Greenwich Village has a history and a reputation as a Bohemian enclave, and more artists writers, and musicians have lived in the area than it is possible to name. Bob Dylan once lived at 161 West Fourth St., and 11 West Fourth St. is Electric Lady recording studios, made famous by Jimi Hendrix.
Now, though, the feel is very much that of a university town: a little bit Libertarian, a little bit left wing, but not too radical, not too dangerous, and just passing through on its way to something else.
This is understandable, of course, when NYU is right on the doorstep and apparently owns large parts of the village.
There are still the trappings of its past, though. Cafe Wha, still exists, though looking slightly faded, and Le Figaro still retains some of its charm.
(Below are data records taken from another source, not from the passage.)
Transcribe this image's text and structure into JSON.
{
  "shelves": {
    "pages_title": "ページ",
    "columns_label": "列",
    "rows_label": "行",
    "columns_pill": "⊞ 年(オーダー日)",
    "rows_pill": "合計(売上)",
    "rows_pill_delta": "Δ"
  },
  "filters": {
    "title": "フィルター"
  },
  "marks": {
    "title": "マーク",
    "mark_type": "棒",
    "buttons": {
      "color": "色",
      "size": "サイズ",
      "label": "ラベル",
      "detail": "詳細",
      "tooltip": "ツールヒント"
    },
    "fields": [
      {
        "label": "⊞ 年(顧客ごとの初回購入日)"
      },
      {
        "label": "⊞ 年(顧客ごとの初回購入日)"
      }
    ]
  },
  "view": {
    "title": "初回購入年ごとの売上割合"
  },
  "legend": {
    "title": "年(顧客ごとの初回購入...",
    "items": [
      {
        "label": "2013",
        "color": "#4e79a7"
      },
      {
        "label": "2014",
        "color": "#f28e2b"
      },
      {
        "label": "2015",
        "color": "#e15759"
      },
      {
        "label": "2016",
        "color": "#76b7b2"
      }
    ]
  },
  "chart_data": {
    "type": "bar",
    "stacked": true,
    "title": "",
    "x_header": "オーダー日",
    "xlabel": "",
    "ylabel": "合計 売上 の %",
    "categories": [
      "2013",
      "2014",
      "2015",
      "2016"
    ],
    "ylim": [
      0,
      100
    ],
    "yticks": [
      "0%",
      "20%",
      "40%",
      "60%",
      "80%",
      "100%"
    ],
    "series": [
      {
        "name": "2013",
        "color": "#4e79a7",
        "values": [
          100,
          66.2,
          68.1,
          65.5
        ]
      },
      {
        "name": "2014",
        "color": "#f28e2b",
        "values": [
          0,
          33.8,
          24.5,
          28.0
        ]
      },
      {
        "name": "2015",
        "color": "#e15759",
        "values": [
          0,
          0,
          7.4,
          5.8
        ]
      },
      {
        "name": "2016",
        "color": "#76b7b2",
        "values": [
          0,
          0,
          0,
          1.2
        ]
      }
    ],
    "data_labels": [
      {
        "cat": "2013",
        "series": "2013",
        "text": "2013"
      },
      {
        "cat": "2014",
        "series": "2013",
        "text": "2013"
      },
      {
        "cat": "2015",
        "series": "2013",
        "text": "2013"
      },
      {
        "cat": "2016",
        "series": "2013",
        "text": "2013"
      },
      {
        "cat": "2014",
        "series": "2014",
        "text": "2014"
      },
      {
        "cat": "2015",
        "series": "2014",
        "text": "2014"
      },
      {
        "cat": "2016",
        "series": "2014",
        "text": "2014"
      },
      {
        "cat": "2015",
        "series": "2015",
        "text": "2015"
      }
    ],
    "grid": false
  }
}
The statues in Stonewall Place still remember a time not so long ago, when personal liberties had to be fought for, and remind us that there are those who would turn back the clock in that regard. On the whole, though, Greenwich Village now feels quaint, safe, and a little ways away from the cutting edge.
It remains a great place, though, and has its highlights. Washington Square Park is a great area for people-watching and listening to buskers. The view from Sixth Avenue north to the Empire State Building is great, and Cafe Reggio on McDougal Street had the best coffee (and waffles) I had in New York.
On a fine evening, as the chess players set up their tables on Thompson Street and the cafés along Bleecker street and West 3rd start filling up, there is a buzz, and it is hard not to find yourself with a smile on your face. It is hard not to feel a part of something. Or maybe it is the ghost of something - who knows.
P.S. If you have young children (2 to 6) there is a great children’s playground at Abington Square (corner Bleecker and Bank sts.) in the West Village. It gets very hectic, but we have found that an hour in the playground keeps our daughter happy for a day or so of less obviously child-focused activities.